Parágrafo único. Será também arquivado o documento comprobatório do depósito, em dinheiro, da parte do capital destinado às operações no País, capital que o Governo fixará no decreto de autorização.

Art. 66. As sociedades anônimas estrangeiras funcionarão no território nacional com a mesma denominação que tiveram no seu País de origem podendo, entretanto, acrescentar as palavras - "do Brasil" ou "para o Brasil".

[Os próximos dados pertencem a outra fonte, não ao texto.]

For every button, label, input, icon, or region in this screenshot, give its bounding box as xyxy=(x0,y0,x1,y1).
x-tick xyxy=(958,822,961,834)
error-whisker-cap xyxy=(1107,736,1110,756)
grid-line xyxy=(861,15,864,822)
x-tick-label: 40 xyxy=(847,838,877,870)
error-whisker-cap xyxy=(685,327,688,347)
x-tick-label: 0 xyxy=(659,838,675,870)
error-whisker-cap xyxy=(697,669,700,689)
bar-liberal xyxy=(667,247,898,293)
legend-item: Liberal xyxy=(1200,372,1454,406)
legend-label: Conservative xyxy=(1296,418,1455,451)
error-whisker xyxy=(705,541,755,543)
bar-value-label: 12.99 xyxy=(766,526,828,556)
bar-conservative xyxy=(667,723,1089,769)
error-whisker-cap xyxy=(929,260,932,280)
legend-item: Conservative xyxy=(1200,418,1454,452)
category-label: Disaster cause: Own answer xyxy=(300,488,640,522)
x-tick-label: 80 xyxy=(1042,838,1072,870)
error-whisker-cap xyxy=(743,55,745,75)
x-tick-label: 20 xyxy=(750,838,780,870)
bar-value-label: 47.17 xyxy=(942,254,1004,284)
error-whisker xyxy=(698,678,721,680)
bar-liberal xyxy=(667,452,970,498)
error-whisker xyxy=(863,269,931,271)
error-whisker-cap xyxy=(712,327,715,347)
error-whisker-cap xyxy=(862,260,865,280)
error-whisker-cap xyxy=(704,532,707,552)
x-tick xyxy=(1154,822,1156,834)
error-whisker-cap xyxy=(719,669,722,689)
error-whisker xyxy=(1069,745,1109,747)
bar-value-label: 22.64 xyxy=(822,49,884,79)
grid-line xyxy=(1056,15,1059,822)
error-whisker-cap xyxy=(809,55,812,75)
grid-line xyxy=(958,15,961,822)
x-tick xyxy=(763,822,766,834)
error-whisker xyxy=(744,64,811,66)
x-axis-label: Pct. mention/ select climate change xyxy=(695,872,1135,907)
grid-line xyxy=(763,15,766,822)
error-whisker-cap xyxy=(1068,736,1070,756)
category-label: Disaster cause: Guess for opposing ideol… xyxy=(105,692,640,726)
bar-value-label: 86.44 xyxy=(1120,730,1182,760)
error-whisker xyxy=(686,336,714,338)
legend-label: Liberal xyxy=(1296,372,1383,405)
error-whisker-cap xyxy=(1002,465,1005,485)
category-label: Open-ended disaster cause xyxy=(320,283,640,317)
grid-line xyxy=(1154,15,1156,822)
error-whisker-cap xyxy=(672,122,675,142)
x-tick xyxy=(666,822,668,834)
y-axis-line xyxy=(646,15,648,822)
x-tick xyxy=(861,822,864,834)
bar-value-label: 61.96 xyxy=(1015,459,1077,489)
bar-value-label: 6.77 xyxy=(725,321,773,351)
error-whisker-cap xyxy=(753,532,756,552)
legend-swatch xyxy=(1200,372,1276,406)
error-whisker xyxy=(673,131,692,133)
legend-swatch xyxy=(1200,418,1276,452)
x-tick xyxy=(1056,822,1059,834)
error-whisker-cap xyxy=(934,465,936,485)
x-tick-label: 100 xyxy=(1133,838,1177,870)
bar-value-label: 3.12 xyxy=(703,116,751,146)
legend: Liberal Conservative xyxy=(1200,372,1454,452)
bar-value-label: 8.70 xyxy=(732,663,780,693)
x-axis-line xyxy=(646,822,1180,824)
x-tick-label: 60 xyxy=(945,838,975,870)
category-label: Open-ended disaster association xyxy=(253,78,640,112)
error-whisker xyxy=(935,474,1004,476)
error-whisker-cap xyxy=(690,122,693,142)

Art. 67. As sociedades anônimas estrangeiras, autorizadas a funcionar, são obrigadas a ter, permanentemente, representante no Brasil com plenos poderes para tratar de quaisquer questões e resolvê-las definitivamente, podendo ser demandado e receber citação inicial pela sociedade.

Parágrafo único. Só depois de arquivado no Registro do Comércio o instrumento de sua nomeação poderá o representante entrar em relação com terceiros.

Art. 68. As sociedades anônimas estrangeiras autorizadas a funcionar ficarão sujeitas às leis e aos tribunais brasileiros quanto aos atos ou operações que praticarem no Brasil.

Art. 69. Qualquer alteração que a sociedade anônima estrangeira fizer nos seus estatutos dependerá de aprovação do Governo Federal para produzir efeitos em território brasileiro.

Art. 70. As sociedades anônimas estrangeiras devem, sob pena de ser-lhe cassada a autorização para funcionar no País, reproduzir no órgão oficial da União, e do Estado, se for o caso (art. 173), as publicações que, segundo a sua lei nacional ou de origem, sejam obrigadas a fazer, relativamente ao balanço, conta de lucros e perdas e atos de sua administração.

Parágrafo único. Sob a mesma pena, deverão as referidas sociedades publicar o balanço anual e a conta de lucros e perdas das sucursais, filiais ou agências existentes no País.

Art. 71. A sociedade anônima estrangeira, autorizada a funcionar no País, pode, mediante autorização do Governo Federal, nacionalizar-se, transferindo sua sede para o Brasil.

§ 1º - Para esse fim deverá, por seus representantes habilitados, oferecer, com o requerimento, os documentos exigidos no art. 64, parágrafo único, letras "a", "b" e "c", sem a exceção admitida nesta letra, e "f", a prova da realização do capital, pela forma declarada nos estatutos, e a ata da Assembléia Geral em que foi resolvida a nacionalização.

§ 2º - O Governo Federal poderá impor as condições que julgar convenientes à defesa dos interesses nacionais.

§ 3º - Aceitas pelo representante habilitado as condições, expedirá o Governo Federal o decreto de nacionalização, observando-se em seguida, o disposto nos §§ 3º e 4º do art. 61.

Art. 72. A sociedade anônima ou companhia brasileira somente poderá mudar de nacionalidade mediante o consentimento unânime dos acionistas.

Art. 73. O Governo Federal poderá, a qualquer tempo, e sem prejuízo da responsabilidade penal que couber, cassar a autorização concedida às sociedades anônimas, nacionais ou estrangeiras, quando infringirem disposição de ordem pública ou praticarem atos contrários aos fins declarados nos estatutos ou nocivos à economia nacional.